Una revisione del sistema di rilevazione dei sottopassi per una città sicura anche in caso di nubifragi e allagamenti: un intervento di automazione e un piano di manutenzione ordinaria e straordinaria da parte di Pisamo per evitare che i sottopassi diventino pericolosi.

Sembra strano parlarne ad un passo dall’estate, ma il lavoro necessario a mettere in sicurezza i sottopassaggi cittadini ha richiesto un tempo ben più lungo di una stagione: in pratica, si è trattato di migliorare il sistema di pompaggio che evita l’allagamento dei sottopassaggi, ma anche di dotare ciascun passaggio di un sistema di rilevazione che avverte, con un semaforo rosso, che qualcosa non ha funzionato rendendo inagibile il sottopassaggio stesso.
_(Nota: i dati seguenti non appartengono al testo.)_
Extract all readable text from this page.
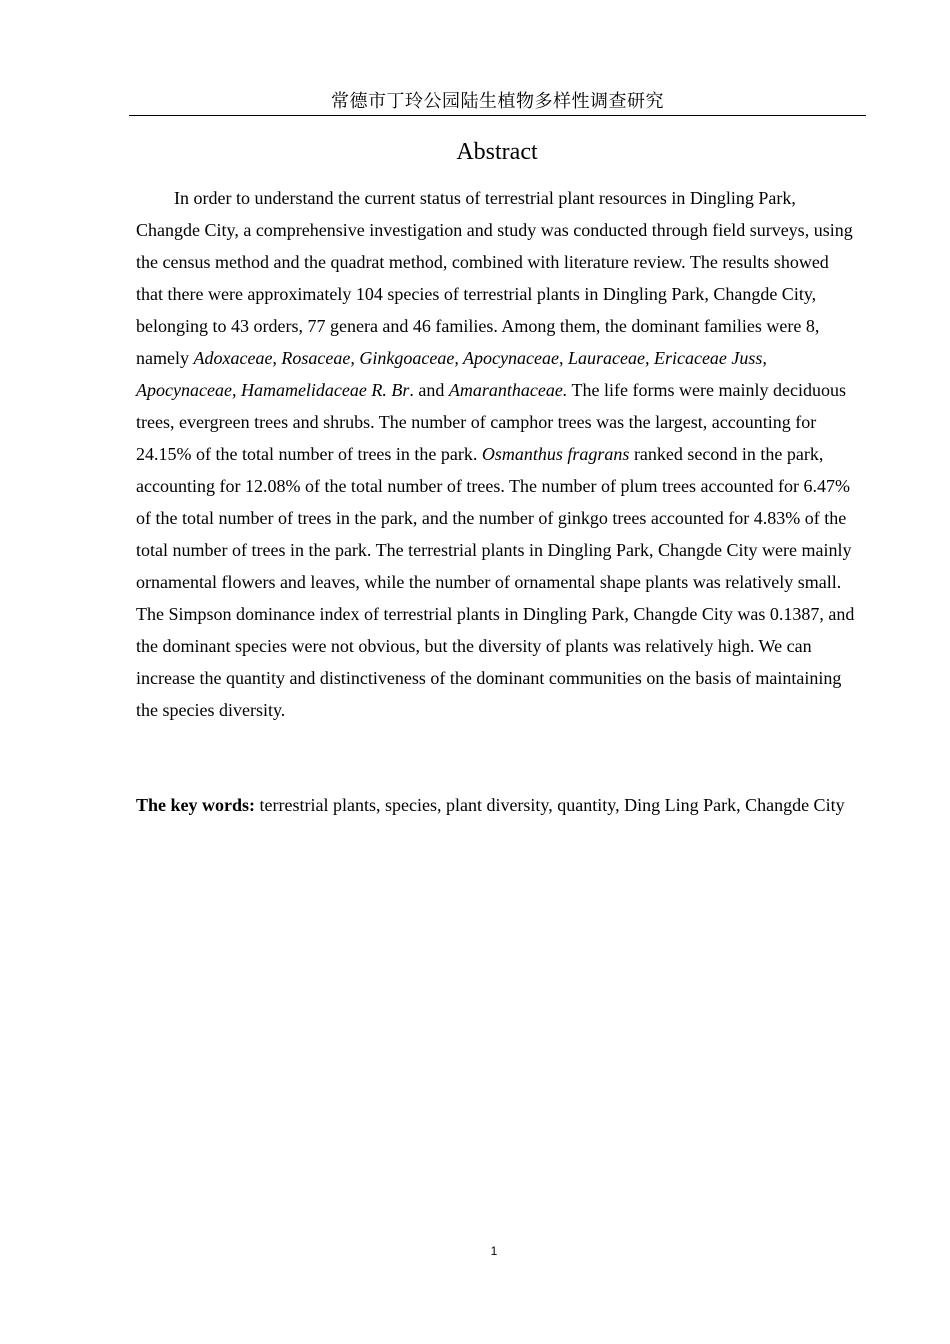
常德市丁玲公园陆生植物多样性调查研究
Abstract

In order to understand the current status of terrestrial plant resources in Dingling Park, Changde City, a comprehensive investigation and study was conducted through field surveys, using the census method and the quadrat method, combined with literature review. The results showed that there were approximately 104 species of terrestrial plants in Dingling Park, Changde City, belonging to 43 orders, 77 genera and 46 families. Among them, the dominant families were 8, namely Adoxaceae, Rosaceae, Ginkgoaceae, Apocynaceae, Lauraceae, Ericaceae Juss, Apocynaceae, Hamamelidaceae R. Br. and Amaranthaceae. The life forms were mainly deciduous trees, evergreen trees and shrubs. The number of camphor trees was the largest, accounting for 24.15% of the total number of trees in the park. Osmanthus fragrans ranked second in the park, accounting for 12.08% of the total number of trees. The number of plum trees accounted for 6.47% of the total number of trees in the park, and the number of ginkgo trees accounted for 4.83% of the total number of trees in the park. The terrestrial plants in Dingling Park, Changde City were mainly ornamental flowers and leaves, while the number of ornamental shape plants was relatively small. The Simpson dominance index of terrestrial plants in Dingling Park, Changde City was 0.1387, and the dominant species were not obvious, but the diversity of plants was relatively high. We can increase the quantity and distinctiveness of the dominant communities on the basis of maintaining the species diversity.

The key words: terrestrial plants, species, plant diversity, quantity, Ding Ling Park, Changde City

1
Proprio quello di cui c’è bisogno in caso di nubifragi che allagano i sottopassaggi.

“Abbiamo iniziato da zero – spiega Andrea Bottone, amministratore unico di Pisamo – cominciando dal prendere in carico i sottopassi che non erano sotto diretta gestione comunale: erano di competenza di Ferrovie dello Stato quelli di via Quarantola e via Maggiore d’Oratoio”. 

Dopo aver rivisto e adeguato tutte le stazioni di pompaggio, ossia quei sistemi che servono ad impedire che, in caso di maltempo insistente, il sottopasso si allaghi, è stato avviato un contratto per la manutenzione ordinaria (mensile) e straordinaria degli impianti, compreso il ripristino dei gruppi elettrogeni sussidiari.
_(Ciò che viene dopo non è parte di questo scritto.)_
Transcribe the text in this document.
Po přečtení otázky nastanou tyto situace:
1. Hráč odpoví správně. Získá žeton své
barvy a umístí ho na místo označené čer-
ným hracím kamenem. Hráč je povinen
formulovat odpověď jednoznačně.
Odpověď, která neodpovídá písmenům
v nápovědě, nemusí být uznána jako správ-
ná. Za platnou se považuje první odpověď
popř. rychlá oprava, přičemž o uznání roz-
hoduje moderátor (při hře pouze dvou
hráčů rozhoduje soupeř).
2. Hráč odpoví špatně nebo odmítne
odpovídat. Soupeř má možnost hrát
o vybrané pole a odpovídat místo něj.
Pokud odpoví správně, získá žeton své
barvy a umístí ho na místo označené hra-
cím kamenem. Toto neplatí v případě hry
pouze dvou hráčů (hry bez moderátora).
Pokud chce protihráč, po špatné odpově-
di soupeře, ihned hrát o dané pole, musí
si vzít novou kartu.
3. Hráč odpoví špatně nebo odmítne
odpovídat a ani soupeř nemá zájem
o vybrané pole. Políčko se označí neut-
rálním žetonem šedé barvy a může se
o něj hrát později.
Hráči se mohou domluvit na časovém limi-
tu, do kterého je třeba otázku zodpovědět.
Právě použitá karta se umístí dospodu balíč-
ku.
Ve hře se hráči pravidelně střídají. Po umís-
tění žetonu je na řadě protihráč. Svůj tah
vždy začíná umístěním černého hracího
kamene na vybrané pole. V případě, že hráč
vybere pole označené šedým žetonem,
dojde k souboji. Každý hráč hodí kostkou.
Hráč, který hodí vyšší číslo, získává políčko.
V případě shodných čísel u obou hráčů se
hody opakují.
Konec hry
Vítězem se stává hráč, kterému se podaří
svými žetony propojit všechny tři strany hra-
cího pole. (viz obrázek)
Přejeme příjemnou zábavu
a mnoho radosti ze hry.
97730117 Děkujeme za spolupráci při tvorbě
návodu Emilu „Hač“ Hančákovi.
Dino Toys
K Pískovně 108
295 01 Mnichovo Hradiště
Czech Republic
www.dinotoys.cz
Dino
“Il tassello che mancava – aggiunge Bottone – lo abbiamo aggiunto ultimamente, con l’installazione di un nuovo sistema di telecontrollo dei sottopassi e delle stazioni di pompaggio”. Oggi il sistema garantisce, 24 ore su 24, un alert in tempo reale in caso di qualsiasi anomalia: un report che arriva sia a Pisamo che ai tecnici incaricati della manutenzione e del pronto intervento. All’aggiornamento del sistema di telecontrollo è corrisposta anche la sostituzione dei semafori all’ingresso dei sottopassi che indicano, col rosso, quando la strada è allagata.

L’investimento per quest’innovazione ha previsto: 40 mila euro per rimettere a posto sistemi di pompaggio e semafori, 20 mila euro per la messa a norma degli impianti, altri 20 mila per il contratto di manutenzione triennale.